The National Ranchers Association and its Public Lands Council are among those backing the Biden administration’s efforts to reduce what it says is an overpopulation of wild horses on federal land.
“This is not the first time that a group of militant activists has stood in the way of meaningful progress in this crisis, and it won’t be the last,” said Sigrid Johannes, the groups’ associate director.
“Outfield pens are a legitimate, and much-needed, tool in the toolbox for managing critically overcrowded areas,” he said in an email Wednesday.
Nevada is home to about half of the 86,000 horses that roam federal land in 10 states, including Arizona, California, Colorado, Idaho, North Dakota, New Mexico, Oregon, Utah and Wyoming.
The bureau announced in January that it planned to permanently remove 19,000 wild horses and burros by 2022, the most in a single year.

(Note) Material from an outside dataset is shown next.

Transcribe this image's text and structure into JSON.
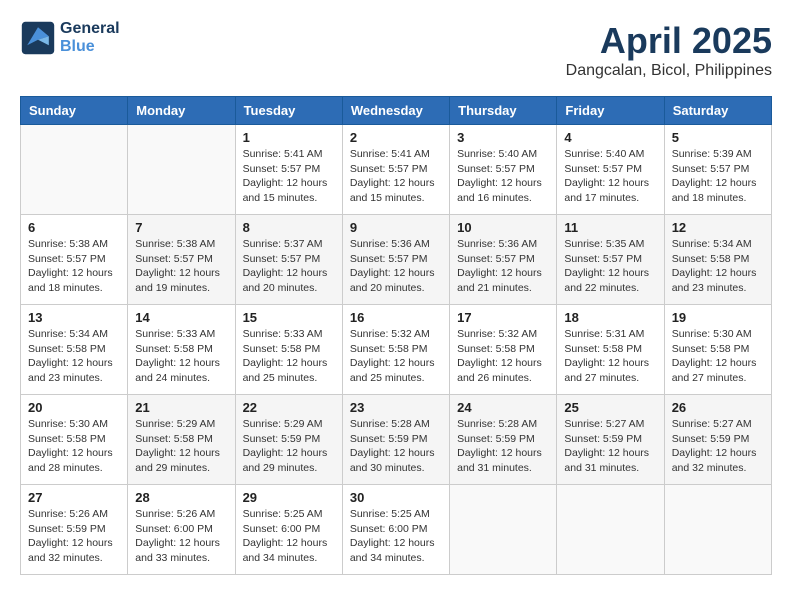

As of last month, more than 58,000 wild horses and burros were being housed in out-of-range pens and pastures at a cost to taxpayers of $50 million annually, according to the lawsuit.
The lawsuit said the 2022 raid schedule was based on the opening of the detention facility in Winnemucca. The largest storage facility currently in operation in the Palomino Valley, just north of Reno, has a capacity of 1,800.